The confusion matrix and classification report provide detailed insights into model performance.
Cross-validation helps to assess the model's performance across different subsets of the dataset.

Exercise:

Use different evaluation metrics such as ROC-AUC for binary classification tasks.

7. Advanced Topics

Objective: Explore advanced techniques such as ensemble methods, pipelines, and clustering.

Examples:

Ensemble Methods:

 from sklearn.ensemble import GradientBoostingClassifier, VotingClassifier

 # Load dataset
 iris = load_iris()
 X = iris.data
 y = iris.target

 # Create models
 clf1 = GradientBoostingClassifier(n_estimators=100)
 clf2 = RandomForestClassifier(n_estimators=100)

 # Voting Classifier
 voting_clf = VotingClassifier(estimators=[('gb', clf1), ('rf', clf2)], voting='soft')
 voting_clf.fit(X, y)

 # Evaluate model
 scores = cross_val_score(voting_clf, X, y, cv=5)
 print(f'Voting Classifier scores: {scores}')

Pipelines:

 from sklearn.pipeline import Pipeline
 from sklearn.preprocessing import StandardScaler
 from sklearn.svm import SVC

 # Create pipeline
 pipeline = Pipeline([
     ('scaler', StandardScaler()),
     ('svc', SVC(kernel='linear'))
 ])

 # Train model
 pipeline.fit(X_train, y_train)

 # Predict and evaluate
 y_pred = pipeline.predict(X_test)
 print(f'Accuracy: {accuracy_score(y_test, y_pred):.2f}')

Clustering:

 from sklearn.cluster import KMeans

 # Load dataset
 df = pd.read_csv('https://raw.githubusercontent.com/raphaelmw/mall-customer-segmentation/master/Mall_Customers.csv')
 X = df[['Annual Income (k$)', 'Spending Score (1-100)']]

 # Apply K-Means
 kmeans = KMeans(n_clusters=5, random_state=42)
 y_kmeans = kmeans.fit_predict(X)

 # Plot clusters
 plt.scatter(X.iloc[y_kmeans == 0, 0], X.iloc[y_kmeans == 0, 1], s=100, c='red', label='Cluster 1')
 plt.scatter(X.iloc[y_kmeans == 1, 0], X.iloc[y_kmeans == 1, 1], s=100, c='blue', label='Cluster 2')
 plt.scatter(X.iloc[y_kmeans == 2, 0], X.iloc[y_kmeans == 2, 1], s=100, c='green', label='Cluster 3')
 plt.scatter(X.iloc[y_kmeans == 3, 0], X.iloc[y_kmeans == 3, 1], s=100, c='cyan', label='Cluster 4')
 plt.scatter(X.iloc[y_kmeans == 4, 0], X.iloc[y_kmeans == 4, 1], s=100, c='magenta', label='Cluster 5')
 plt.scatter(kmeans.cluster_centers_[:, 0], kmeans.cluster_centers_[:, 1], s=300, c='yellow', label='Centroids')
 plt.title('Customer Clusters')
 plt.xlabel('Annual Income (k$)')
 plt.ylabel('Spending Score (1-100)')
 plt.legend()
 plt.show()

Notes:

Ensemble methods combine the predictions of multiple models to improve performance.
Pipelines streamline workflows by chaining preprocessing and model training steps.
Clustering algorithms like K-Means group similar data points without labeled outputs.

Exercise:

Experiment with different ensemble methods and clustering algorithms on various datasets.
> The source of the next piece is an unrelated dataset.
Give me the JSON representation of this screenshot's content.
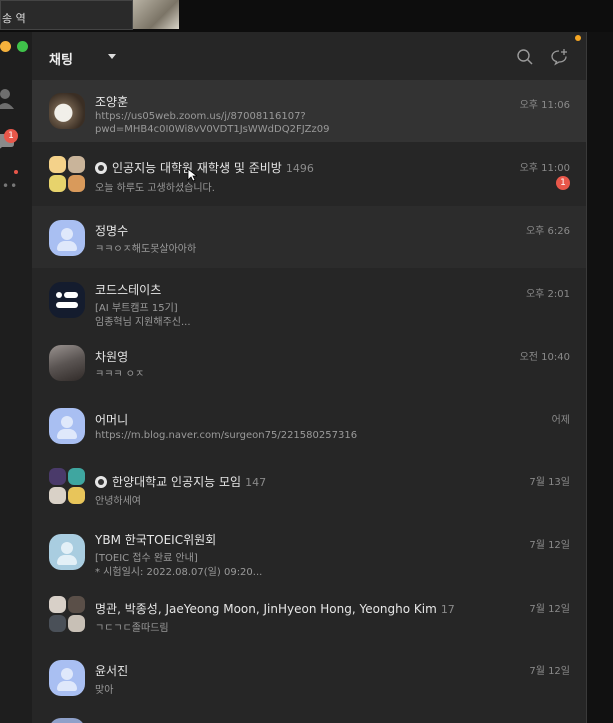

This comprehensive guide covers various scikit-learn features and their applications in data science and machine learning. Each section provides examples and notes to help you understand and apply these techniques effectively. Feel free to explore and experiment with different datasets and models to deepen your understanding.